My graduate degree will help me bridge the gap between existing research and education policy. UCL’s program offers many modules on social justice theories and also gives the tools to turn the theory into practice. Together with the theoretical modules, I plan to take the modules on policymaking to get a complete idea of how policies are formulated, enacted, and affected by global change. With the knowledge gained from the modules, I will be able to develop a socially conscious new approach to create change in Armenia.
As a graduate student, I aspire to join UCL’s Centre for Sociology of Education and Equity (CSEE). The faculty has consistently held the #1 ranking in the field of Education for a decade, and it is no surprise that the research centers house some of the most prominent scholars in education policy-making. At TFA and ASOF, I explored the center’s research on educational inequalities and identities and applied their findings within the local context to support my educational initiatives. In line with my research interests, my graduate dissertation will focus on qualitative discourse analysis of the educational laws and policies in Armenia, specifically discussing the legislation and regulations for two in-school practices: the provision of paid school meals and paid supplementary education. As a member of the research center, I will have the opportunity to receive mentorship from scholars like Stephen Ball, a pioneer in policy sociology. With the support of my ASOF network, I aim to achieve legislative changes to address the problems with in-school practices discussed in my research upon its completion
More than that, UCL is one of the largest educational institutions in the UK and has a substantial alumni network for disciplinary advice and projects. UCL is a member of the London International Development Center (LIDC), which collaborates with international organizations to address real-world problems. As a potential member of this expansive network, I will connect and engage in discussions with professionals from diverse areas. I am confident that UCL’s international network, along with the LIDC, will provide me with interdisciplinary advice to tackle the identified issues in Armenia’s public education.

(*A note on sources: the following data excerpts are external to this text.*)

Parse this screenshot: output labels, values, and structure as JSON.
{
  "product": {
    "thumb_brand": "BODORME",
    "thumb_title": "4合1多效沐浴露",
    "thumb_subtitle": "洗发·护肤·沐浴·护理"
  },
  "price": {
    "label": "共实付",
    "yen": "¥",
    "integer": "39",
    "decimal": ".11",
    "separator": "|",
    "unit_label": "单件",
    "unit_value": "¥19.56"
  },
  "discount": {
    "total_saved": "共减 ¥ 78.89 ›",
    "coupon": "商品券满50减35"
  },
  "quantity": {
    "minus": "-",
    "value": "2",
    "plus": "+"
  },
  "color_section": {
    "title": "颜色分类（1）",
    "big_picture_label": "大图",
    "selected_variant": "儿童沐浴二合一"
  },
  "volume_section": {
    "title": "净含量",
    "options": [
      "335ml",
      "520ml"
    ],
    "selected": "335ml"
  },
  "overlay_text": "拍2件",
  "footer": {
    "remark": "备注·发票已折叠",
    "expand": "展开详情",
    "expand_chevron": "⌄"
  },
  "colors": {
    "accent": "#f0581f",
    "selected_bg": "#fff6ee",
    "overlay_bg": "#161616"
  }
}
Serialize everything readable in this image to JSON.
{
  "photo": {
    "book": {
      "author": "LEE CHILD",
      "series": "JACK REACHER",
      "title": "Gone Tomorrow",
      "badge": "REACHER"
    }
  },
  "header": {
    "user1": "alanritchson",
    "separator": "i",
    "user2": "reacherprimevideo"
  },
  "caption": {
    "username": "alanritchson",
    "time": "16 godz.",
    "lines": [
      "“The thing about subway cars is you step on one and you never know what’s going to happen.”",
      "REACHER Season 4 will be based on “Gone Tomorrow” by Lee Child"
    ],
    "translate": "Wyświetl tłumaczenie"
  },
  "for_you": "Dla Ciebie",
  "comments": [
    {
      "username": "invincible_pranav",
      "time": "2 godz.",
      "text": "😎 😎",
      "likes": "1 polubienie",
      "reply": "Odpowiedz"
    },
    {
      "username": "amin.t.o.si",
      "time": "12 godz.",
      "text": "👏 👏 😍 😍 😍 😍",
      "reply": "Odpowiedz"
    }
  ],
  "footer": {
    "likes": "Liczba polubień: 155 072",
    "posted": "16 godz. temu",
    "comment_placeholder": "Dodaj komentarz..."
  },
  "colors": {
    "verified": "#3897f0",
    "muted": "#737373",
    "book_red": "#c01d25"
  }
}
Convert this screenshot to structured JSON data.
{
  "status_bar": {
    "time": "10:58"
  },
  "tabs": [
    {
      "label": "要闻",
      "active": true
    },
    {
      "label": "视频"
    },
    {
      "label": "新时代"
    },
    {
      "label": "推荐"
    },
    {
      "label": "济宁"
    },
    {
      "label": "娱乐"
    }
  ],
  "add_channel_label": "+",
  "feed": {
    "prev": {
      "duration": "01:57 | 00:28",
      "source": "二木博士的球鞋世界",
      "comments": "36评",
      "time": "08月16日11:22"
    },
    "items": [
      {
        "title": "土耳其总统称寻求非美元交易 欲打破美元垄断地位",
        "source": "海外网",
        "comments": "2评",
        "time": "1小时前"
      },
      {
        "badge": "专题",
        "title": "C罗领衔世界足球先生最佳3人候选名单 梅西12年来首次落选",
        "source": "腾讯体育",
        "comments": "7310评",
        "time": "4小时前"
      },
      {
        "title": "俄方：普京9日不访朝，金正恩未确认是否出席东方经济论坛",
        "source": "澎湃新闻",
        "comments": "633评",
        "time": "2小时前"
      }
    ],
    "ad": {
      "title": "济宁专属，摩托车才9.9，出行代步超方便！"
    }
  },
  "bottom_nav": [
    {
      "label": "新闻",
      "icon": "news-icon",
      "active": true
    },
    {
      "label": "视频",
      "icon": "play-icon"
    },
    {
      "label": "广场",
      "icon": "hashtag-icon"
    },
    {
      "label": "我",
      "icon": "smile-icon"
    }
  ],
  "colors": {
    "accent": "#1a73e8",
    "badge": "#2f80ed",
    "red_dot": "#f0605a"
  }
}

With my current experiences and my mission to drive changes in public education by implementing socially conscious policies, the MA in Social Justice and Education at IOE will serve as a stepping stone toward my long-term goals. I am hoping to join the HUYS community to drive social change through equity education. Thus, I wholeheartedly ask you to grant me the HUYS scholarship to make my study at UCL’s IOE a reality.
I am aware that Huys Foundation is granting the Huys Scholarship to me with the anticipation of my good faith pursuit and implementation of the projects and undertakings described in this letter, to which I hereby commit.